Deuxième volet du cycle Rossini à l’Opéra de Lyon après la Sémiramis de l’an dernier, la Zelmira de ce mois de novembre a dépassé les attentes. Si la direction d'Evelino Pidò a une nouvelle fois prouvé son excellence, le plateau s’est enrichi d’une distribution vocale particulièrement intéressante.
Lorsque, avec le duo des traîtres Antenore et Leucippo, les premières notes des solistes se font entendre, on est sûr qu’on passera une excellente après-midi à l’Opéra de Lyon. Patrick Bolleire, qui campe l’adjuvant machiavélique du lieutenant de Mytilène, devient grâce à sa basse aussi belle qu’imposante un outil clé du complot ourdi contre la famille princière de Lesbos. Sergei Romanovsky, son commandant, peut ajouter à la suavité de son organe extraordinaire une technicité absolument remarquable et aussi son charme particulier : n’a-t-on pas envie de croire en ce tentateur, dont la douceur et la séduction font rapidement la conquête du peuple de l’île grecque ? On y adhère, comme semble le faire le chœur, s’engageant progressivement (les hommes avaient besoin d’un petit tour de chauffe, non vocalement, mais pour se détacher de leur partition et pour se mettre dans l’allégresse collective, dont les femmes seront les premiers porteurs – et on comprend pourquoi !).
Que peut y opposer la figure première du pouvoir légitime, Zelmira, qui a dû cacher son père pour le protéger et qui a vu partir son mari troyen, passant désormais pour traîtresse auprès de son peuple ? Patrizia Ciofi, soprano colorature à qui échoit le rôle-titre, opte pour l’interprétation humble de la femme brisée et reniée de tous : sa voix, rarement étincelante mais toujours expressive, s’est aujourd’hui couverte d’un voile plus sombre encore, qui a pour lui la parfaite adéquation avec son rôle. La lassitude de la reine de Lesbos est-elle réellement feinte ? Le public honore le jeu corporel et son dévouement, compensatoires, mais les demi-teintes sont plus assurées que les montées dans les aigus en forte, certains passages techniques exécutés avec moins d’attention que son air final, à la fin duquel son épuisement n’est plus un secret pour personne, et même assumé par un geste qui cependant lui apporte encore davantage de sympathie chez les auditeurs.

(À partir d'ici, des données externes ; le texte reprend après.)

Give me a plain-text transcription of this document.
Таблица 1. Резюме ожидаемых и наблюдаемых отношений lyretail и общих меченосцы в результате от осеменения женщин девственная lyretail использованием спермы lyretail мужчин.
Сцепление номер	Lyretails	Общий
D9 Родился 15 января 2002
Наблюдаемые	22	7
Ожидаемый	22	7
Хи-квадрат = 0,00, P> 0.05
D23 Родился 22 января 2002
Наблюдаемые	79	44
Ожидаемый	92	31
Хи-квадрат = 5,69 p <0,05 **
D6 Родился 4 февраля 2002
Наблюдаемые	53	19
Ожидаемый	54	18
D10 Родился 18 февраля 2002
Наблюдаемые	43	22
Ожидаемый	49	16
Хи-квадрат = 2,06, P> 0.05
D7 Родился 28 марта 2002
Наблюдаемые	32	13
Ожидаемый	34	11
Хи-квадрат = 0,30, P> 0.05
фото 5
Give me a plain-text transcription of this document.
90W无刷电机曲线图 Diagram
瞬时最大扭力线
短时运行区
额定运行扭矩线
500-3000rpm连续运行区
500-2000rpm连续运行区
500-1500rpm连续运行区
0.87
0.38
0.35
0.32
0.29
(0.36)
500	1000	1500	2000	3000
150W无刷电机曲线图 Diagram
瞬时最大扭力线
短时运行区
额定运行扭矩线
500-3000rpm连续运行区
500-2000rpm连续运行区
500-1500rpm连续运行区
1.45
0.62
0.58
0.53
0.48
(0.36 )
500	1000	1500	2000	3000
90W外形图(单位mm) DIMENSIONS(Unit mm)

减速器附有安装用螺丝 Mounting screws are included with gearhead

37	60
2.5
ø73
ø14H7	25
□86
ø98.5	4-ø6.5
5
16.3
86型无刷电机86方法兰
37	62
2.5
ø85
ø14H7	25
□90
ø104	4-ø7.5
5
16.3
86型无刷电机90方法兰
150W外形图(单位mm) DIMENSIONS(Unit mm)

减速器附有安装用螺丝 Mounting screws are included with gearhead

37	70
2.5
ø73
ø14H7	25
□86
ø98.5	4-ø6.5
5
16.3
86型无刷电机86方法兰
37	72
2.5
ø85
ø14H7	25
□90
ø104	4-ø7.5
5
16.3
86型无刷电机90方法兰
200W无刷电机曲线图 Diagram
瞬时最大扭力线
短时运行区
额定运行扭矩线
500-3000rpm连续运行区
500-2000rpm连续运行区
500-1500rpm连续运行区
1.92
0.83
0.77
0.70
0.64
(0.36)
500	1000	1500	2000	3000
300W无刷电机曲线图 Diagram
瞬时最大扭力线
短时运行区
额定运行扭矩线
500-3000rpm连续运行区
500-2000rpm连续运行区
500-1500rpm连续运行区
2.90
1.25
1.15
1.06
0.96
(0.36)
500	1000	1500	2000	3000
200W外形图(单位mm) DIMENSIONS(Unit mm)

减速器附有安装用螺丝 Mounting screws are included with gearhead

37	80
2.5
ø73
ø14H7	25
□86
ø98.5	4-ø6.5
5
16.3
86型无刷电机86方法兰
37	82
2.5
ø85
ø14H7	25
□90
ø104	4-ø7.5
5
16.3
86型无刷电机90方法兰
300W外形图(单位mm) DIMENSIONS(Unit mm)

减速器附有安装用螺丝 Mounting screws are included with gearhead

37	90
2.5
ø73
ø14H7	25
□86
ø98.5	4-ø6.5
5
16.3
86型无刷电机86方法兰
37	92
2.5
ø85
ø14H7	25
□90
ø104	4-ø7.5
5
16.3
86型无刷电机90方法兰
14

C’est le timbre de sa confidente Emma (Marianna Pizzolato), généreuse mezzo aux harmoniques très fondues et riches dans les succulents graves, qui détrône la reine en lui ravissant les lauriers. Dans l’opposition des voix féminines si différentes, le duettino « Perché mi guarda » sur fond de harpe et de cor anglais, l’une des plus belles pages de Zelmira, fait éclore un pathos extrêmement puissant, dû à l’interprétation harmonieuse et à la synergie de Ciofi et de Pizzolato.